Google has officially planted a stake in the land of voice activated, smart home virtual assistants.
The tech giant on Tuesday introduced the highly anticipated Google Home device, a rival to Amazon's two-year-old smart-home hub Echo, during its Google I/O developer conference in Mountain View. But don't get too excited just yet -- the device won't launch until later this year at an undisclosed price.
Formerly codenamed Chirp, Google Home serves as a voice-activated virtual agent capable of connecting to devices around the home (such as the Nest thermostat) and completing basic tasks like playing music or searching Google.
The Google Home is essentially a small speaker, cylindrical in shape, equipped with always-on, far-field microphones that can pick up human voice from across the room. The device itself can be personalized with different materials and colors, and according to Google VP of product management Mario Quieroz, can answer a broader range of questions compared to the Amazon Echo.
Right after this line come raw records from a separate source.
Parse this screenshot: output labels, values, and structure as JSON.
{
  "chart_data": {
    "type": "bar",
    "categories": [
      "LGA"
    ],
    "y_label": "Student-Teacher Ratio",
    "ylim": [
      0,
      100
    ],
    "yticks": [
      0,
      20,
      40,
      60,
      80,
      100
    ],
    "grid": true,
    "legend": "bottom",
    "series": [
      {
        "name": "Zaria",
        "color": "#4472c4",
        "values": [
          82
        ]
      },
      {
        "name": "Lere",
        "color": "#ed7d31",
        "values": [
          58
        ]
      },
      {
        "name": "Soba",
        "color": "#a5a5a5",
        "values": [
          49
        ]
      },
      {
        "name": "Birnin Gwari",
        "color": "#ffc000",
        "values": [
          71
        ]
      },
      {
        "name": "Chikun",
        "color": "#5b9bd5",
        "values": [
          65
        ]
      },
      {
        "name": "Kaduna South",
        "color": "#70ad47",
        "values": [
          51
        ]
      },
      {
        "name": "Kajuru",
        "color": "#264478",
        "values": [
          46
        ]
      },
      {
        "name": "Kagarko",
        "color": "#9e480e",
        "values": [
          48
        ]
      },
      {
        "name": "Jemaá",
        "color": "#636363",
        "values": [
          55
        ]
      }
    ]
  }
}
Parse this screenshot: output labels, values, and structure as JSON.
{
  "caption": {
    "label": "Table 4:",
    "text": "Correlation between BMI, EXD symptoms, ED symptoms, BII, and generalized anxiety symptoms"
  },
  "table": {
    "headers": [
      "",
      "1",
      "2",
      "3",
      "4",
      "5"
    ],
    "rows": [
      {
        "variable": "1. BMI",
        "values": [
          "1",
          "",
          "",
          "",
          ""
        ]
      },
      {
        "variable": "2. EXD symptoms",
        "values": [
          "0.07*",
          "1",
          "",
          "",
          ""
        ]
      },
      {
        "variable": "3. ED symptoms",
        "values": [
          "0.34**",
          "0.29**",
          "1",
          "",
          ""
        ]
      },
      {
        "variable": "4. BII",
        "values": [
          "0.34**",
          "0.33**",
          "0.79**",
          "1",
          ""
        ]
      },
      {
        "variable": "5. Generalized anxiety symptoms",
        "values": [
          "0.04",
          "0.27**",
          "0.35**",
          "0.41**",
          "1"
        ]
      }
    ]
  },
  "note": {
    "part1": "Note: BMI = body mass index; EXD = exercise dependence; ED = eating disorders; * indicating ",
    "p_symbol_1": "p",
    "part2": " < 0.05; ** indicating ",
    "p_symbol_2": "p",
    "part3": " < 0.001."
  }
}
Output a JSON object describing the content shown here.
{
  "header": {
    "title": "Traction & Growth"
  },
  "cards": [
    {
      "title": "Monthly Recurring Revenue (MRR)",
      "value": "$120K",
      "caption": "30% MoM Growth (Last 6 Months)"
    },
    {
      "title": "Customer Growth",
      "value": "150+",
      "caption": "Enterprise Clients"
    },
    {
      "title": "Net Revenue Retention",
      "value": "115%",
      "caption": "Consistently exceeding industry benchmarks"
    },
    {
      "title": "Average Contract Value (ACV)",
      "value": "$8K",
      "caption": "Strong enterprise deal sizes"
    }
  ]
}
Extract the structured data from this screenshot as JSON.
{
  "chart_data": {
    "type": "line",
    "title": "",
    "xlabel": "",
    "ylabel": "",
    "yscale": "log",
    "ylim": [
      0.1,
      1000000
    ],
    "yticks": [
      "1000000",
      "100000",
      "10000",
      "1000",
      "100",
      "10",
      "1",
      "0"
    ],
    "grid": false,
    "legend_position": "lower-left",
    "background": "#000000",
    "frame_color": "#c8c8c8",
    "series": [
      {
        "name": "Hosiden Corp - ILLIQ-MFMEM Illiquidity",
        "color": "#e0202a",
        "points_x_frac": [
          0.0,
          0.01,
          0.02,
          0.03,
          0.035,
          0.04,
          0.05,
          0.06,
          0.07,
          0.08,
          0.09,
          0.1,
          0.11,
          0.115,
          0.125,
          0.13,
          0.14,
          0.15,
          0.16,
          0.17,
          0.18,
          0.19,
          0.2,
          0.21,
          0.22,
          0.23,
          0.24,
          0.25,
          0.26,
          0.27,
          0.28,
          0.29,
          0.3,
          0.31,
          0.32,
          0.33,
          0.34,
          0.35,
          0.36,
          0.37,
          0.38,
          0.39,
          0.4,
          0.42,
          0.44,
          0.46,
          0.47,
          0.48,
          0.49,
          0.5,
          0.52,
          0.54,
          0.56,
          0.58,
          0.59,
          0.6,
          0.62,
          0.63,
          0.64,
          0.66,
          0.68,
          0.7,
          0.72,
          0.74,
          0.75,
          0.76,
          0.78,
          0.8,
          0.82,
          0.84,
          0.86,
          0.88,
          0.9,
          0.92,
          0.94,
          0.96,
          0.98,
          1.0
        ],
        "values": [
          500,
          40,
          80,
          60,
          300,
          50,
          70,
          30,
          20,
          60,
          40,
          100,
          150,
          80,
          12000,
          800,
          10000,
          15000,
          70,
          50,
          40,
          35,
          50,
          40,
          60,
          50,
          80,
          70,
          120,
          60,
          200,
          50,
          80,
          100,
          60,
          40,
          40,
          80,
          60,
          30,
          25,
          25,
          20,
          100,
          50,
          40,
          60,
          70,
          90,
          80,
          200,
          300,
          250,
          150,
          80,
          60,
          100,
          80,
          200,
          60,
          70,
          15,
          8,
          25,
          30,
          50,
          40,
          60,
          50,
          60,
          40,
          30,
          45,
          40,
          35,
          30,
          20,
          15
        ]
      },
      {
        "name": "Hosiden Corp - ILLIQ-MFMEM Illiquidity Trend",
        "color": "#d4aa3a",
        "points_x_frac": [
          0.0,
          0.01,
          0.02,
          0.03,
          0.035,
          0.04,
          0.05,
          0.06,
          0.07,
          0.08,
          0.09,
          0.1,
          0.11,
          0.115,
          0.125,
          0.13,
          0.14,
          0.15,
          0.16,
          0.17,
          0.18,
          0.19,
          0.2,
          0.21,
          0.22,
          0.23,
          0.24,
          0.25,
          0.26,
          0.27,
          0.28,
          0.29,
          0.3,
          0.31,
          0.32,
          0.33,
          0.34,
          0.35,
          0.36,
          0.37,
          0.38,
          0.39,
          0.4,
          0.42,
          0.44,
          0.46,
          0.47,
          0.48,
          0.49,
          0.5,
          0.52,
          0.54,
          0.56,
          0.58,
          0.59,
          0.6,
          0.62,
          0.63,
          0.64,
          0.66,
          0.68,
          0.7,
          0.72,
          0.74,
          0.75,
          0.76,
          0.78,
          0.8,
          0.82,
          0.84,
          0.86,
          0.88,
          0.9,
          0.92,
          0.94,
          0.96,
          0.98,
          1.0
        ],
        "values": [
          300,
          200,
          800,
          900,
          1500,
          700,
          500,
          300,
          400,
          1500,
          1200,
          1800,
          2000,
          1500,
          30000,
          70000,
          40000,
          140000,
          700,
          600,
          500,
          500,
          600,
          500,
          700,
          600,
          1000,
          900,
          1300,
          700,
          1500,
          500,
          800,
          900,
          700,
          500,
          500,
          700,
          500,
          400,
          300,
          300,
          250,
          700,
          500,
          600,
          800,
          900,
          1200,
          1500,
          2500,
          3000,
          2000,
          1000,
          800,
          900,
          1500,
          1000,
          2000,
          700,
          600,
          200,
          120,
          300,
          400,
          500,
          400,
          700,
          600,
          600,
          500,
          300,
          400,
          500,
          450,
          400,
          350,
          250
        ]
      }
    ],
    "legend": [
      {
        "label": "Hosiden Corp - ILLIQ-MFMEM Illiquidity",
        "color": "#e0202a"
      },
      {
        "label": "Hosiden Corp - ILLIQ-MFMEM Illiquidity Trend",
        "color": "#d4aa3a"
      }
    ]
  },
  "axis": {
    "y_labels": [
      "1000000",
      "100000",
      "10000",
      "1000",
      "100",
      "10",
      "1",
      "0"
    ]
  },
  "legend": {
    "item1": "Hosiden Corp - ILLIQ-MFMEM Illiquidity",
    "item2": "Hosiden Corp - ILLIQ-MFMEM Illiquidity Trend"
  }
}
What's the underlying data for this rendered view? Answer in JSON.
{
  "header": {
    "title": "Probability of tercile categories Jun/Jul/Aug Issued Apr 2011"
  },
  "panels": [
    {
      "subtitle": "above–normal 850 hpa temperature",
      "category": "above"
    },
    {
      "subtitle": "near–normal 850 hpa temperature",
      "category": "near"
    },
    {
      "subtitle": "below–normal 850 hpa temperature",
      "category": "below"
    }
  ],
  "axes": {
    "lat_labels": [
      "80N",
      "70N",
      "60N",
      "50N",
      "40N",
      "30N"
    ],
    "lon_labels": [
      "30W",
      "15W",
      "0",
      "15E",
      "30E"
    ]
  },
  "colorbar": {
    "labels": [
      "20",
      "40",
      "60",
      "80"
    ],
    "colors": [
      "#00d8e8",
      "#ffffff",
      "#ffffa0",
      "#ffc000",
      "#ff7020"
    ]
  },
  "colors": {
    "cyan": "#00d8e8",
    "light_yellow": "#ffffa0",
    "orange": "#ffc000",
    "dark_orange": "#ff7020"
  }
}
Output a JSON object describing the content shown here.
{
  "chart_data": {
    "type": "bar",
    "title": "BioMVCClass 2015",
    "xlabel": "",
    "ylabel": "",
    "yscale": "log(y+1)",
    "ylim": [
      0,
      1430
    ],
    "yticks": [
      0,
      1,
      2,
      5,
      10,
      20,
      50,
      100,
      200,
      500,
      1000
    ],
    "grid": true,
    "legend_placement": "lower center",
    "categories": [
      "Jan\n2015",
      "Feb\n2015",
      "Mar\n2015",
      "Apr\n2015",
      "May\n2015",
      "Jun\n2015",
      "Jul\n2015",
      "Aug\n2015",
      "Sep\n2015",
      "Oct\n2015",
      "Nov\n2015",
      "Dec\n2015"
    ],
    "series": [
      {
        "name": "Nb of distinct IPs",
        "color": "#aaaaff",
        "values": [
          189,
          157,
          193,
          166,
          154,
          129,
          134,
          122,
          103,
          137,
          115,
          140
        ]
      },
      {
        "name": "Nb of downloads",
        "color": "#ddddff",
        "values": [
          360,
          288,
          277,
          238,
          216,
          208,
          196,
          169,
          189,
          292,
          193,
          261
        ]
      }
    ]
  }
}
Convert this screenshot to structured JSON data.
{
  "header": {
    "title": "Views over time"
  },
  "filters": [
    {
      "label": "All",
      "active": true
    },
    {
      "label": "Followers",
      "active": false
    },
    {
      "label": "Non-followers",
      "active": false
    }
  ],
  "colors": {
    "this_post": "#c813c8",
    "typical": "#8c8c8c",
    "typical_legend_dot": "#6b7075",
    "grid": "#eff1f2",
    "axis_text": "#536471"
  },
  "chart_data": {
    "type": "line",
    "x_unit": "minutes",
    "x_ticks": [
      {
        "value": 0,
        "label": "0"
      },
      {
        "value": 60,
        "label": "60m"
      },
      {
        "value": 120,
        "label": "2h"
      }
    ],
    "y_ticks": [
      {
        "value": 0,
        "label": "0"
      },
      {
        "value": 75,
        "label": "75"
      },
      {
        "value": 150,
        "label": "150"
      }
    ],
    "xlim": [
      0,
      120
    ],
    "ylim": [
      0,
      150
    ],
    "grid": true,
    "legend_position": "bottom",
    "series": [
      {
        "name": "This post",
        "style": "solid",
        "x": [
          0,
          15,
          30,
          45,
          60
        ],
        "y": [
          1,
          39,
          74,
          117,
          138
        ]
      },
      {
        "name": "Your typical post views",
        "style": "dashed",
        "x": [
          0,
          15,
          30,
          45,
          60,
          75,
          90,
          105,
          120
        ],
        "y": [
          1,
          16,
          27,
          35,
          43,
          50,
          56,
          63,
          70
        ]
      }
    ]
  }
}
"Home draws on 17 years of innovation in organizing the world's information to answer questions which are ... difficult for other assistants to handle," Quieroz said.
At the core of Google Home is the just announced Google Assistant, which Google CEO Sundar Pichai said will give users an ongoing, two-way dialogue with Google. Google Assistant uses machine learning and artificial intelligence to get to know users over time, based on their behavior patterns and preferences. The idea is to create a personalized Google for each user, Pichai said.
For now Google is not opening up a developer API for Home, which means it will be limited in the number of smart home devices it can connect to. In a head-to-head matchup against Echo, this could be a disadvantage for Google Home, but Quieroz didn't seem too worried.
"We're competing feature for feature in most of the areas," he said. "And in the areas that really matter to the consumer, we're going to do a better job."
Confidence aside, Google's success in the smart home assistant category is too early to call. According to Forrester mobile analyst Julie Ask, Google had an early and impressive lead in the virtual agent category with GoogleNow, but the platform has evolved too slowly and others, namely Amazon, have caught up.
"I think Amazon surprised a lot of people with the Echo," Ask said. "They built from a media and commerce base rather than virtual assistant. But like Facebook, Apple and others, everyone is heading towards the virtual agent and Google has seemingly let the competition catch up."
If Google Home is handled successfully, however, Ask said the device has the potential to leapfrog Echo.